Apesar do nome, os gastos essenciais não são imunes a uma revisão financeira. Os custos com moradia, incluindo água, luz e gás, embora sejam custos inerentes da vida cotidiana, podem e devem ser controlados. Banhos demorados, vazamentos e outros pequenos problemas que encarecem suas contas mensais podem parecer pequenos isoladamente, mas, acumulados, podem estar drenando suas finanças.

O mesmo serve para o custo com aluguel. É natural que os contratos sofram reajustes anuais, mas isso não significa que o mercado imobiliário esteja caminhando no mesmo sentido. Acompanhe as variações dos aluguéis de imóveis próximos de onde você mora e busque renegociar o valor cobrado pelo seu locador nos momentos de baixa. O custo com aluguel costuma representar boa parte de um orçamento e pode ser uma excelente economia.

Repensando o padrão de vida

Ter saúde financeira significa chegar a um equilíbrio que permita a você pagar suas despesas essenciais, poupar para o futuro, realizar alguns planos e ter momentos de lazer e alegria. Por isso, o corte de gastos deve ser avaliado individualmente. Ninguém melhor o do que você mesmo para apontar o que é importante na sua vida. 

Segundo a última Pesquisa de Orçamentos Familiares do IBGE, as despesas de consumo, que incluem habitação, alimentação e transportes, representam 92,6% do orçamento de famílias com renda de até 2 salários mínimos – percentual que cai para 66,3% entre as com renda acima de 25 salários mínimos.

A depender do nível de renda de cada um, deixar de comprar um vinho toda semana ou de frequentar um restaurante pode ser uma economia considerável ou não.
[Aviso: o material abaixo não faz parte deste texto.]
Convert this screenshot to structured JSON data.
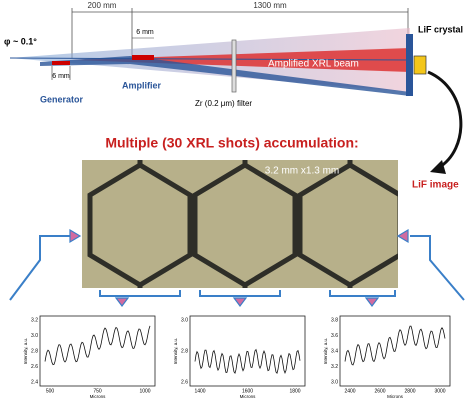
{
  "schematic": {
    "dist_generator_amplifier": "200 mm",
    "dist_amplifier_crystal": "1300 mm",
    "generator_length": "6 mm",
    "amplifier_length": "6 mm",
    "divergence": "φ ~ 0.1°",
    "crystal": "LiF crystal",
    "beam": "Amplified XRL beam",
    "filter": "Zr (0.2 μm) filter",
    "generator": "Generator",
    "amplifier": "Amplifier"
  },
  "title": "Multiple (30 XRL shots) accumulation:",
  "image": {
    "size": "3.2 mm x1.3 mm",
    "label": "LiF image"
  },
  "plots": [
    {
      "y_label": "Intensity, a.u.",
      "x_label": "Microns",
      "yticks": [
        "3.2",
        "3.0",
        "2.8",
        "2.6",
        "2.4"
      ],
      "xticks": [
        "500",
        "750",
        "1000"
      ]
    },
    {
      "y_label": "Intensity, a.u.",
      "x_label": "Microns",
      "yticks": [
        "3.0",
        "2.8",
        "2.6"
      ],
      "xticks": [
        "1400",
        "1600",
        "1800"
      ]
    },
    {
      "y_label": "Intensity, a.u.",
      "x_label": "Microns",
      "yticks": [
        "3.8",
        "3.6",
        "3.4",
        "3.2",
        "3.0"
      ],
      "xticks": [
        "2400",
        "2600",
        "2800",
        "3000"
      ]
    }
  ]
}
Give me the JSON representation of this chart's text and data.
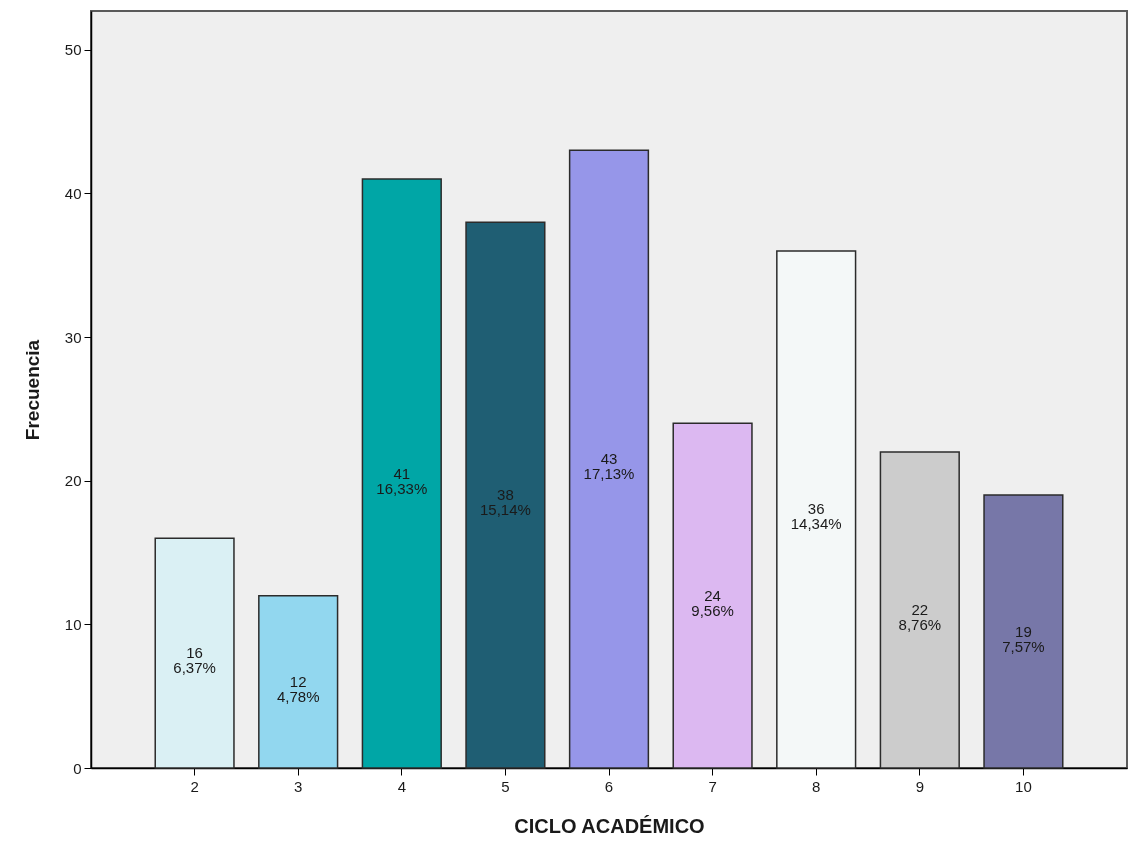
{
  "chart_data": {
    "type": "bar",
    "xlabel": "CICLO ACADÉMICO",
    "ylabel": "Frecuencia",
    "categories": [
      "2",
      "3",
      "4",
      "5",
      "6",
      "7",
      "8",
      "9",
      "10"
    ],
    "values": [
      16,
      12,
      41,
      38,
      43,
      24,
      36,
      22,
      19
    ],
    "colors": [
      "#daf0f4",
      "#92d7ef",
      "#00a6a6",
      "#1f5e73",
      "#9696e9",
      "#dcb8f1",
      "#f4f8f8",
      "#cccccc",
      "#7777a8"
    ],
    "value_labels": [
      "16\n6,37%",
      "12\n4,78%",
      "41\n16,33%",
      "38\n15,14%",
      "43\n17,13%",
      "24\n9,56%",
      "36\n14,34%",
      "22\n8,76%",
      "19\n7,57%"
    ],
    "ylim": [
      0,
      52.7
    ],
    "yticks": [
      0,
      10,
      20,
      30,
      40,
      50
    ],
    "grid": false
  }
}
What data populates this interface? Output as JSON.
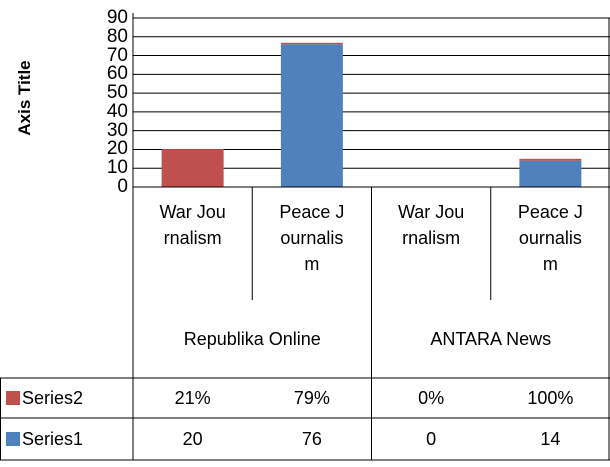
{
  "chart_data": {
    "type": "stacked_bar",
    "y_axis_title": "Axis Title",
    "groups": [
      {
        "name": "Republika Online",
        "categories": [
          "War Journalism",
          "Peace Journalism"
        ]
      },
      {
        "name": "ANTARA News",
        "categories": [
          "War Journalism",
          "Peace Journalism"
        ]
      }
    ],
    "series": [
      {
        "name": "Series1",
        "color": "#4f81bd",
        "point_colors": [
          "#c0504d",
          "#4f81bd",
          "#4f81bd",
          "#4f81bd"
        ],
        "values": [
          20,
          76,
          0,
          14
        ]
      },
      {
        "name": "Series2",
        "color": "#c0504d",
        "values": [
          0.21,
          0.79,
          0,
          1
        ],
        "value_labels": [
          "21%",
          "79%",
          "0%",
          "100%"
        ]
      }
    ],
    "ylim": [
      0,
      90
    ],
    "yticks": [
      0,
      10,
      20,
      30,
      40,
      50,
      60,
      70,
      80,
      90
    ],
    "grid": true,
    "data_table": true
  }
}
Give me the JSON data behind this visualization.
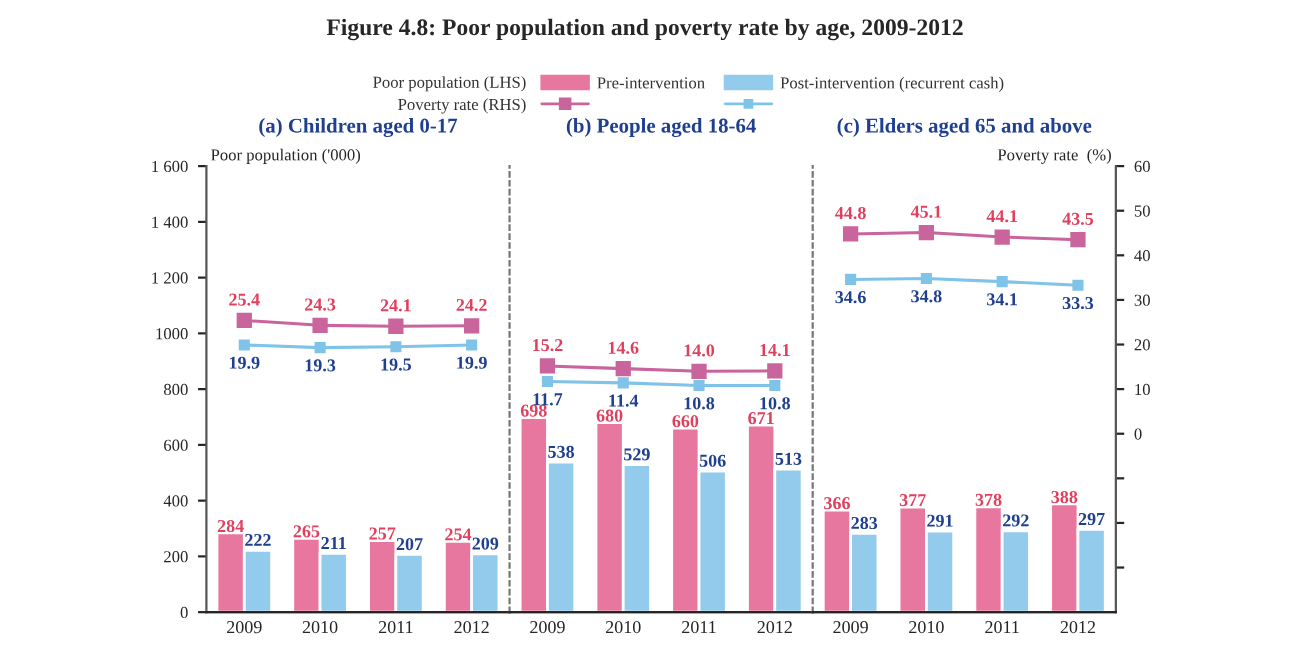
{
  "chart_data": [
    {
      "type": "bar",
      "title": "Figure 4.8: Poor population and poverty rate by age, 2009-2012",
      "subtitle": "(a) Children aged 0-17",
      "ylabel": "Poor population ('000)",
      "categories": [
        "2009",
        "2010",
        "2011",
        "2012"
      ],
      "series": [
        {
          "name": "Pre-intervention",
          "color": "#e8779f",
          "values": [
            284,
            265,
            257,
            254
          ]
        },
        {
          "name": "Post-intervention (recurrent cash)",
          "color": "#92cbeb",
          "values": [
            222,
            211,
            207,
            209
          ]
        },
        {
          "type": "line",
          "axis": "y2",
          "color": "#c9649c",
          "values": [
            25.4,
            24.3,
            24.1,
            24.2
          ]
        },
        {
          "type": "line",
          "axis": "y2",
          "color": "#7fc4e8",
          "values": [
            19.9,
            19.3,
            19.5,
            19.9
          ]
        }
      ],
      "annotations": [
        "Poor population (LHS)",
        "Poverty rate (RHS)"
      ],
      "ylim": [
        0,
        1600
      ],
      "yticks": [
        0,
        200,
        400,
        600,
        800,
        1000,
        {
          "value": 1200,
          "label": "1 200"
        },
        {
          "value": 1400,
          "label": "1 400"
        },
        {
          "value": 1600,
          "label": "1 600"
        }
      ],
      "y2lim": [
        -40,
        60
      ],
      "tick_labels": [
        "x",
        "y"
      ],
      "marker": "square",
      "data_labels": true,
      "legend": "top"
    },
    {
      "type": "bar",
      "subtitle": "(b) People aged 18-64",
      "categories": [
        "2009",
        "2010",
        "2011",
        "2012"
      ],
      "series": [
        {
          "color": "#e8779f",
          "values": [
            698,
            680,
            660,
            671
          ]
        },
        {
          "color": "#92cbeb",
          "values": [
            538,
            529,
            506,
            513
          ]
        },
        {
          "type": "line",
          "axis": "y2",
          "color": "#c9649c",
          "values": [
            15.2,
            14.6,
            14.0,
            14.1
          ],
          "value_labels": [
            "15.2",
            "14.6",
            "14.0",
            "14.1"
          ]
        },
        {
          "type": "line",
          "axis": "y2",
          "color": "#7fc4e8",
          "values": [
            11.7,
            11.4,
            10.8,
            10.8
          ]
        }
      ],
      "ylim": [
        0,
        1600
      ],
      "y2lim": [
        -40,
        60
      ],
      "tick_labels": [
        "x"
      ],
      "marker": "square",
      "data_labels": true
    },
    {
      "type": "bar",
      "subtitle": "(c) Elders aged 65 and above",
      "y2label": "Poverty rate  (%)",
      "categories": [
        "2009",
        "2010",
        "2011",
        "2012"
      ],
      "series": [
        {
          "color": "#e8779f",
          "values": [
            366,
            377,
            378,
            388
          ]
        },
        {
          "color": "#92cbeb",
          "values": [
            283,
            291,
            292,
            297
          ]
        },
        {
          "type": "line",
          "axis": "y2",
          "color": "#c9649c",
          "values": [
            44.8,
            45.1,
            44.1,
            43.5
          ]
        },
        {
          "type": "line",
          "axis": "y2",
          "color": "#7fc4e8",
          "values": [
            34.6,
            34.8,
            34.1,
            33.3
          ]
        }
      ],
      "ylim": [
        0,
        1600
      ],
      "y2lim": [
        -40,
        60
      ],
      "y2ticks": [
        {
          "value": -30,
          "label": null
        },
        {
          "value": -20,
          "label": null
        },
        {
          "value": -10,
          "label": null
        },
        0,
        10,
        20,
        30,
        40,
        50,
        60
      ],
      "tick_labels": [
        "x",
        "y2"
      ],
      "marker": "square",
      "data_labels": true
    }
  ]
}
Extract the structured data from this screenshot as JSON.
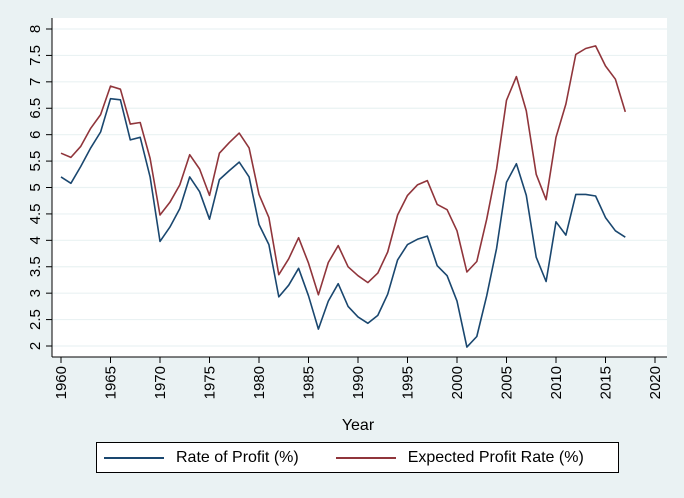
{
  "chart_data": {
    "type": "line",
    "title": "",
    "xlabel": "Year",
    "ylabel": "",
    "xlim": [
      1960,
      2020
    ],
    "ylim": [
      2,
      8
    ],
    "x_ticks": [
      "1960",
      "1965",
      "1970",
      "1975",
      "1980",
      "1985",
      "1990",
      "1995",
      "2000",
      "2005",
      "2010",
      "2015",
      "2020"
    ],
    "y_ticks": [
      "2",
      "2.5",
      "3",
      "3.5",
      "4",
      "4.5",
      "5",
      "5.5",
      "6",
      "6.5",
      "7",
      "7.5",
      "8"
    ],
    "grid": true,
    "legend_position": "bottom",
    "x": [
      1960,
      1961,
      1962,
      1963,
      1964,
      1965,
      1966,
      1967,
      1968,
      1969,
      1970,
      1971,
      1972,
      1973,
      1974,
      1975,
      1976,
      1977,
      1978,
      1979,
      1980,
      1981,
      1982,
      1983,
      1984,
      1985,
      1986,
      1987,
      1988,
      1989,
      1990,
      1991,
      1992,
      1993,
      1994,
      1995,
      1996,
      1997,
      1998,
      1999,
      2000,
      2001,
      2002,
      2003,
      2004,
      2005,
      2006,
      2007,
      2008,
      2009,
      2010,
      2011,
      2012,
      2013,
      2014,
      2015,
      2016,
      2017
    ],
    "series": [
      {
        "name": "Rate of Profit (%)",
        "color": "#1a476f",
        "values": [
          5.2,
          5.08,
          5.4,
          5.75,
          6.05,
          6.68,
          6.66,
          5.9,
          5.95,
          5.2,
          3.98,
          4.25,
          4.6,
          5.2,
          4.92,
          4.4,
          5.15,
          5.32,
          5.48,
          5.2,
          4.3,
          3.92,
          2.93,
          3.15,
          3.47,
          2.95,
          2.32,
          2.85,
          3.18,
          2.75,
          2.55,
          2.43,
          2.58,
          2.98,
          3.63,
          3.92,
          4.02,
          4.08,
          3.52,
          3.33,
          2.85,
          1.98,
          2.18,
          2.95,
          3.85,
          5.1,
          5.45,
          4.85,
          3.68,
          3.22,
          4.35,
          4.1,
          4.87,
          4.87,
          4.84,
          4.43,
          4.18,
          4.06
        ]
      },
      {
        "name": "Expected Profit Rate (%)",
        "color": "#90353b",
        "values": [
          5.65,
          5.57,
          5.78,
          6.12,
          6.38,
          6.92,
          6.86,
          6.2,
          6.23,
          5.55,
          4.48,
          4.72,
          5.05,
          5.62,
          5.35,
          4.85,
          5.65,
          5.85,
          6.03,
          5.75,
          4.87,
          4.43,
          3.35,
          3.65,
          4.05,
          3.57,
          2.97,
          3.58,
          3.9,
          3.5,
          3.33,
          3.2,
          3.38,
          3.78,
          4.48,
          4.85,
          5.05,
          5.13,
          4.68,
          4.58,
          4.18,
          3.4,
          3.6,
          4.4,
          5.35,
          6.65,
          7.1,
          6.45,
          5.25,
          4.77,
          5.95,
          6.58,
          7.52,
          7.63,
          7.68,
          7.3,
          7.05,
          6.43
        ]
      }
    ]
  }
}
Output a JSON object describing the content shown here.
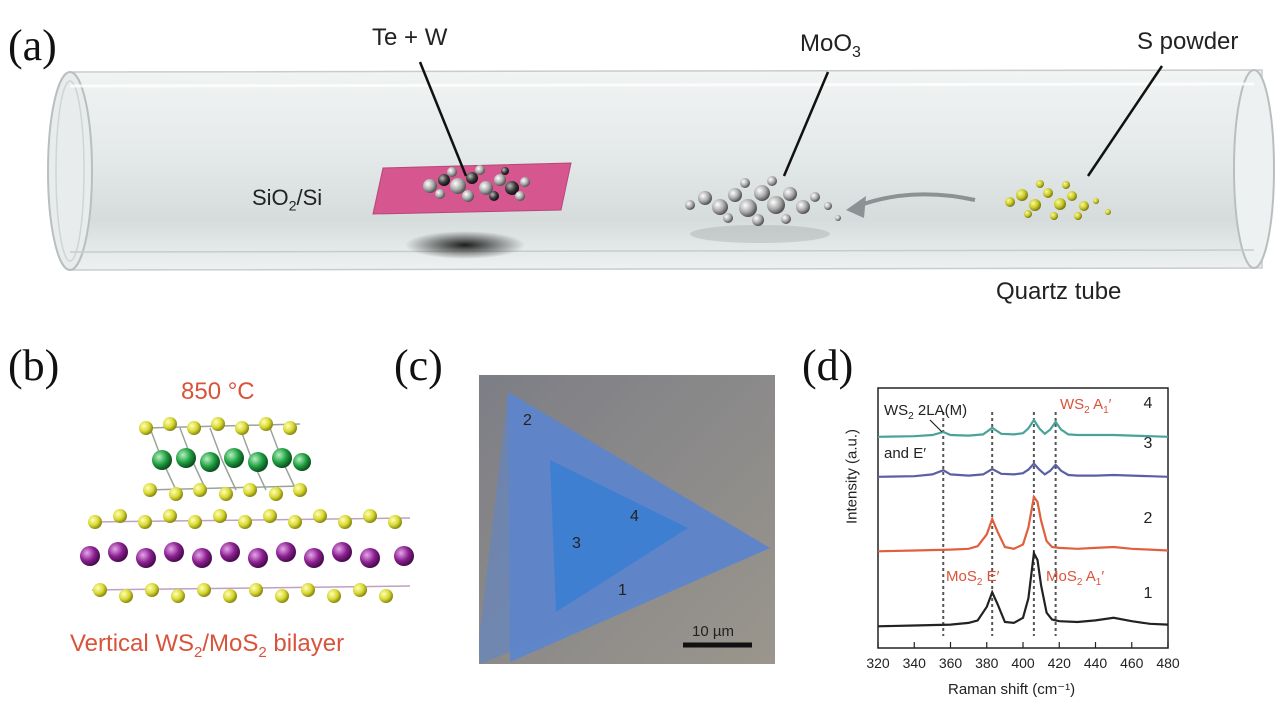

Por isso é preciso reavaliar de tempos em tempos se o seu padrão de vida está de acordo com sua renda. 

  • Investir na educação dos filhos é realmente importante, mas eles precisam estudar na escola mais cara da cidade

 

  • Ficar sem carro pode não ser uma opção, mas por que não pensar em modelos alternativos, com menor consumo de gasolina e seguros mais baratos, por exemplo? 

 

 

  • Morar com conforto e segurança é algo essencial, mas não seria possível optar com um apartamento menos luxuoso e com o condomínio mais barato?

 

Nesse processo, é preciso ter em mente que o lazer não é um gasto supérfluo. O seu orçamento, contudo, deve se adequar à realidade financeira que você vive sem extrapolar seus limites. Em tempos de maior aperto econômico, é importante buscar alternativas mais baratas, como passeios a céu aberto e eventos gratuitos.

Cuidado na hora de ir às compras

Os gastos supérfluos, por sua vez, são os primeiros que devem ser cortados em caso de um orçamento desequilibrado. Nesse processo, o autoconhecimento é essencial, pois é ele quem vai revelar se você realmente “precisa” daquilo ou apenas “gostaria” de ter. No caso da segunda opção, é preciso resistir à tentação.

Segundo o SPC, os produtos mais frequentemente adquiridos por impulso são do setor de alimentação e o local mais usual para a compra de itens desse segmento é o supermercado – 84,5% dos entrevistados pela instituição afirmaram ceder às compras por impulso nesses locais.  

“A compra de alimentos e bebidas, principalmente no supermercado, está quase sempre relacionada com valores financeiros menores e uma maior frequência de compras pelas necessidades do dia a dia. Isso impacta diretamente na hora da compra impulsiva”, explica o educador financeiro do SPC Brasil, José Vignoli. 

Segundo ele, o ideal é ter objetivos claros e ir às compras sabendo o que se quer para evitar aquisições desnecessárias. “Ao final de um mês, por exemplo, o percentual da renda comprometido com as compras desnecessárias pode vir a ser relevante, desequilibrar as finanças e extrapolar o orçamento.”, alerta o educador financeiro.